Al Mansur, el vencedor o el
victorioso, porque regresó triunfador de cincuenta y dos campañas contra los
cristianos. Dicen que llevaba siempre consigo un pequeño Corán que el mismo
había copiado y que en una arqueta recogía el polvo de sus vestidos antes de
retirarse a descansar para que le sirviera de sudario en su día. Vencer es
transformar, porque solo cambiando la estrategia es posible sorprender. Y el
primero de los cambios lo sufrió la misma Córdoba cuyas calles acabaron
inundada de bereberes atraídos por las ventajas de servir en el ejército de
Muhammad. Almanzor, que es como le llamaron los cristianos, murió sin haber
sido derrotado. Y sin embargo, sabía de lo efímero de su triunfo, intuía la
guerra civil que seguiría a su desaparición.
A lo largo de los años siguientes, entre 1010 y 1013, Córdoba fue una y otra vez saqueada por los bereberes, los castellanos y los catalanes. La peste precedió a las inundaciones, el hambre al frío y la muerte acompañó a la devastación. De la Madinat al-Zahira de al-Mansur no quedó ni rastro y de la Madinat al-Zahra de al-Nasir solo unas ruinas que se utilizaron como cantera durante siglos.
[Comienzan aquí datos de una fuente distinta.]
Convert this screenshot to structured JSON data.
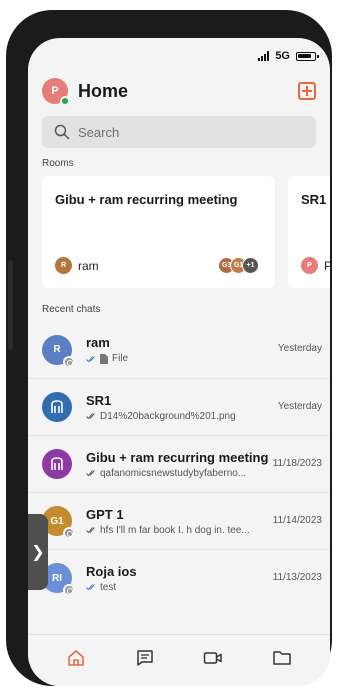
{
  "status_bar": {
    "network": "5G"
  },
  "header": {
    "title": "Home",
    "avatar_initial": "P"
  },
  "search": {
    "placeholder": "Search"
  },
  "rooms": {
    "label": "Rooms",
    "cards": [
      {
        "title": "Gibu + ram recurring meeting",
        "owner": "ram",
        "owner_initial": "R",
        "members": [
          "G3",
          "G1"
        ],
        "more": "+1"
      },
      {
        "title": "SR1",
        "owner": "P",
        "owner_initial": "P"
      }
    ]
  },
  "recent": {
    "label": "Recent chats",
    "chats": [
      {
        "name": "ram",
        "preview": "File",
        "time": "Yesterday",
        "initial": "R",
        "avatar_color": "#5b7fc4"
      },
      {
        "name": "SR1",
        "preview": "D14%20background%201.png",
        "time": "Yesterday",
        "initial": "",
        "avatar_color": "#2f6fb1"
      },
      {
        "name": "Gibu + ram recurring meeting",
        "preview": "qafanomicsnewstudybyfaberno...",
        "time": "11/18/2023",
        "initial": "",
        "avatar_color": "#8b3aa6"
      },
      {
        "name": "GPT 1",
        "preview": "hfs I'll m far book I. h dog in. tee...",
        "time": "11/14/2023",
        "initial": "G1",
        "avatar_color": "#c58b2c"
      },
      {
        "name": "Roja ios",
        "preview": "test",
        "time": "11/13/2023",
        "initial": "RI",
        "avatar_color": "#6a8fd6"
      }
    ]
  },
  "colors": {
    "accent": "#e86a3c",
    "online": "#27a844"
  },
  "nav": [
    "home-icon",
    "chat-icon",
    "video-icon",
    "folder-icon"
  ]
}
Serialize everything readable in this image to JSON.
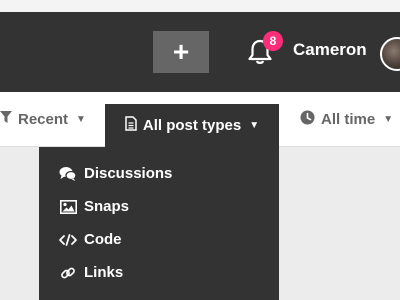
{
  "header": {
    "add_label": "+",
    "notification_count": "8",
    "username": "Cameron"
  },
  "filters": {
    "recent": "Recent",
    "post_types": "All post types",
    "time": "All time"
  },
  "dropdown": {
    "items": [
      {
        "label": "Discussions",
        "icon": "chat-bubbles-icon"
      },
      {
        "label": "Snaps",
        "icon": "image-icon"
      },
      {
        "label": "Code",
        "icon": "code-icon"
      },
      {
        "label": "Links",
        "icon": "link-icon"
      }
    ]
  },
  "colors": {
    "header_bg": "#333333",
    "badge": "#ff2d7a",
    "add_button_bg": "#666666"
  }
}
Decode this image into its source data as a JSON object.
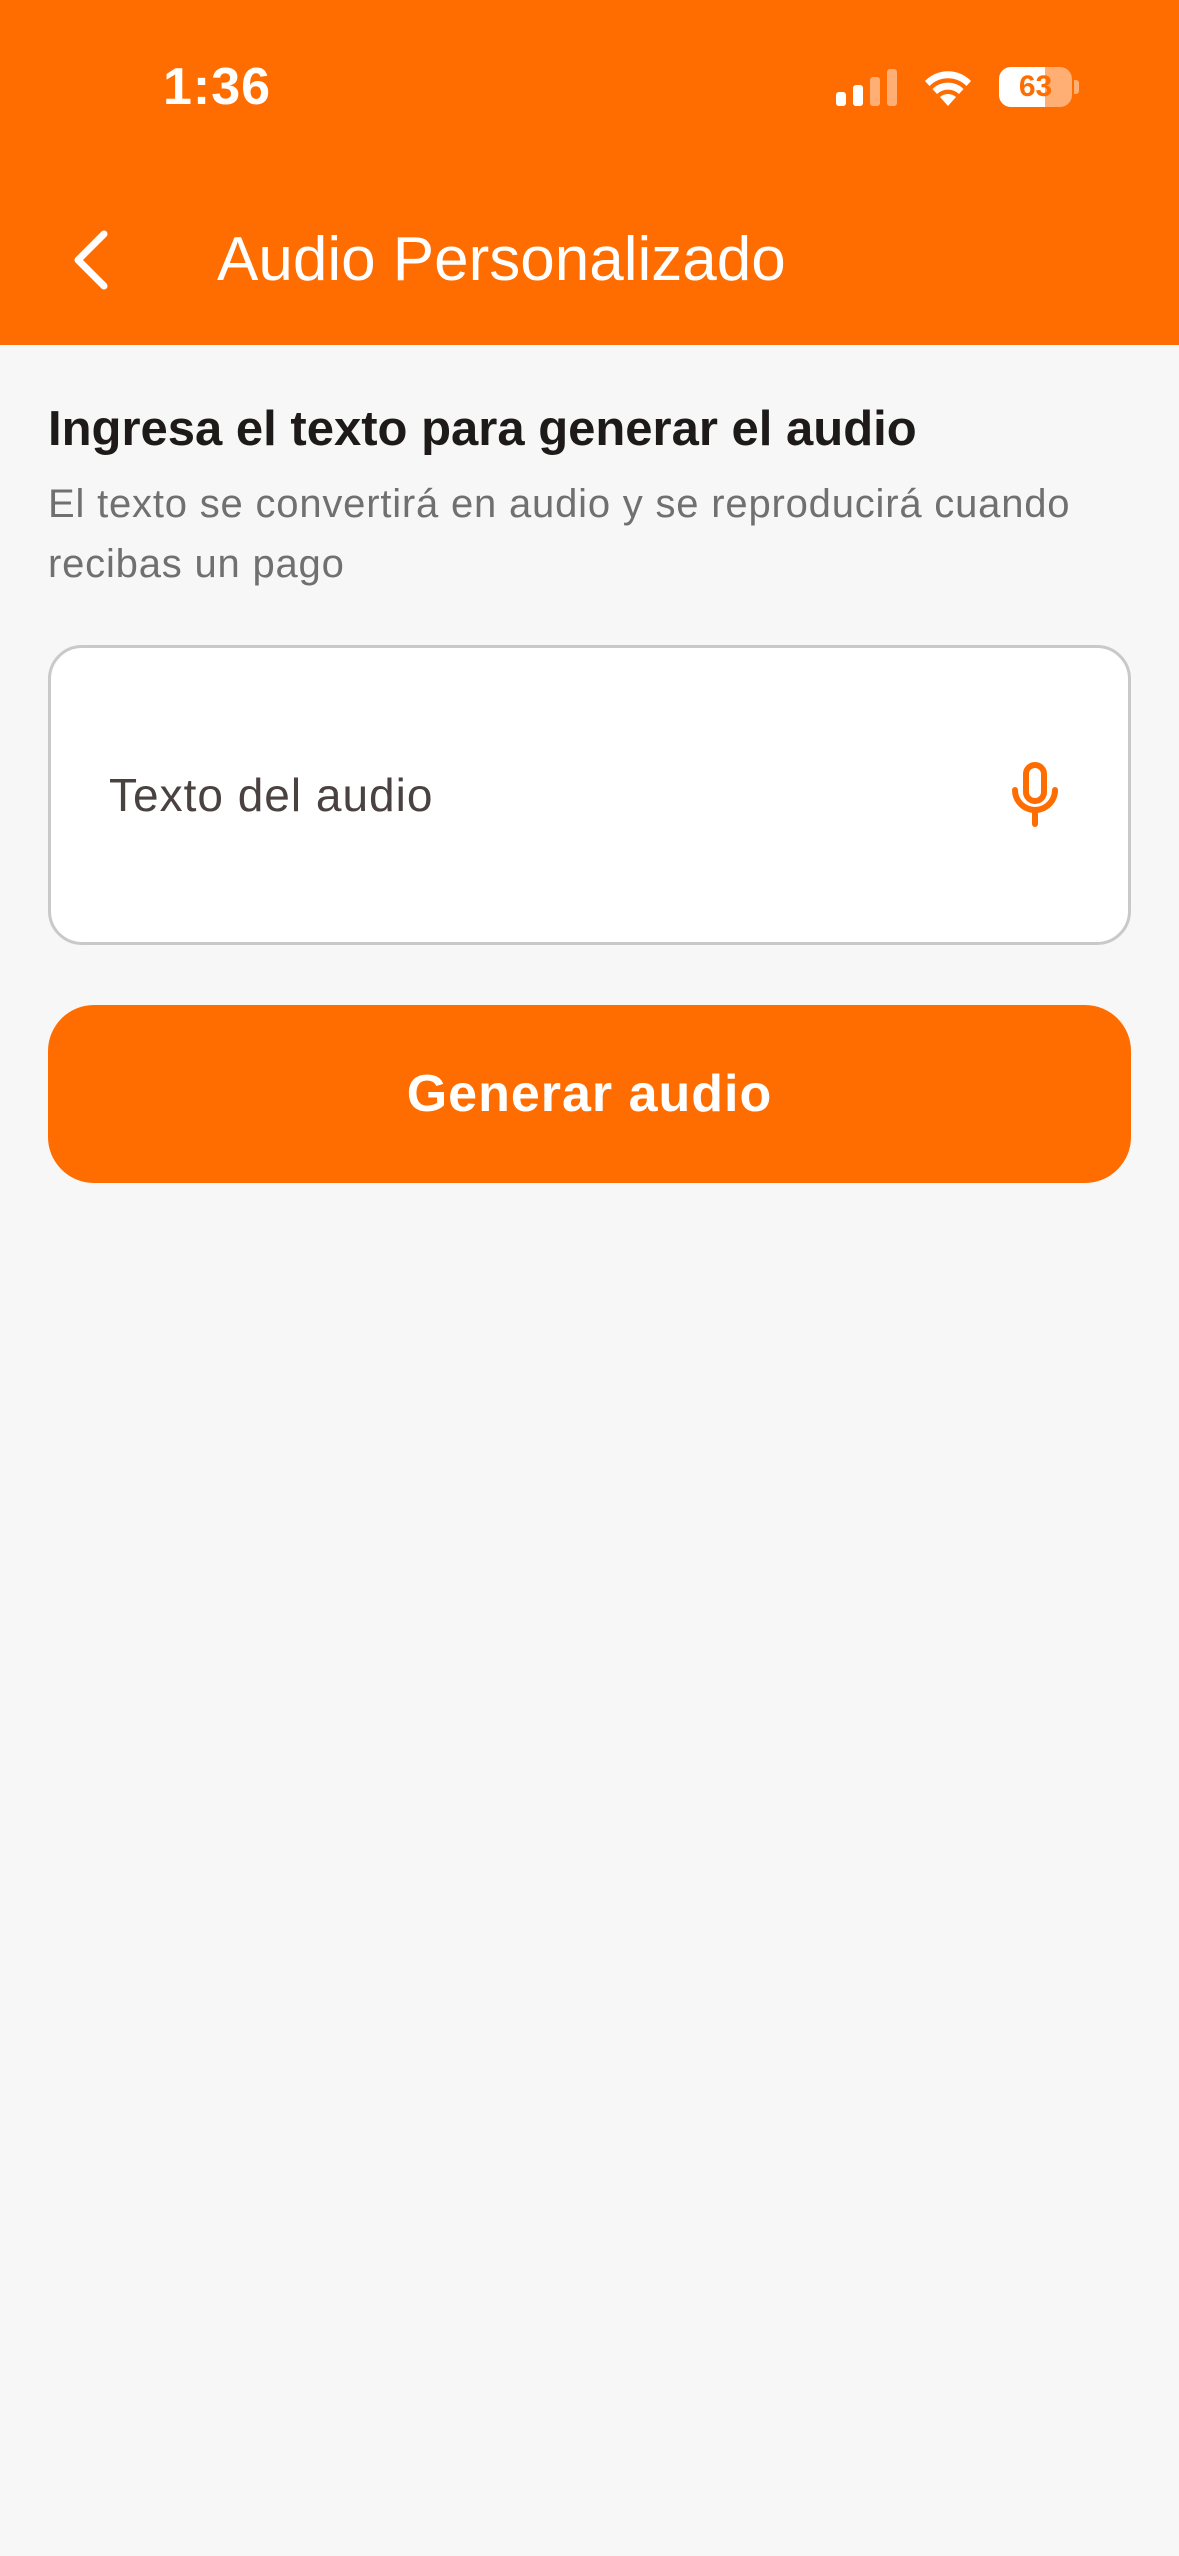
{
  "status_bar": {
    "time": "1:36",
    "battery_level": "63",
    "battery_fraction": 0.63,
    "signal_bars_active": 2,
    "signal_bars_total": 4
  },
  "nav_bar": {
    "back_icon": "chevron-left-icon",
    "title": "Audio Personalizado"
  },
  "content": {
    "title": "Ingresa el texto para generar el audio",
    "subtitle": "El texto se convertirá en audio y se reproducirá cuando recibas un pago",
    "audio_text_field": {
      "placeholder": "Texto del audio",
      "value": "",
      "trailing_icon": "microphone-icon"
    },
    "generate_button_label": "Generar audio"
  },
  "colors": {
    "accent": "#ff6d00",
    "background": "#f7f7f7",
    "title_text": "#1f1a1a",
    "subtitle_text": "#707070",
    "field_border": "#c9c9c9"
  }
}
Muñoz Molina traza en este asombroso libro de encargo un espléndido recorrido por las treinta generaciones de Omeyas que poblaron Córdoba. Con un estilo expositivo claro y en ocasiones embaucador, conduce al lector hacia conclusiones insospechadas al inicio de la lectura. Acabamos convencidos de un legado de profunda huella, de la pervivencia nostálgica adherida a las columnas de mármol de la mezquita, de la extraordinaria fecundidad de un espíritu moldeador de palacios y bibliotecas, de la fragilidad de lo humano y de la insuficiencia de la belleza para atraer al bien. Hay libros que abren caminos y este sin duda lo es. Lo fue para Muñoz Molina, él mismo lo ha reconocido, y debería de serlo para resucitar una generación de editores ya desaparecidos, simplemente porque los necesitamos. Para los lectores lo mejor: entrar en uno de esos callejones sin salida de la historia con las manos en los bolsillos y salir con las manos en la cabeza.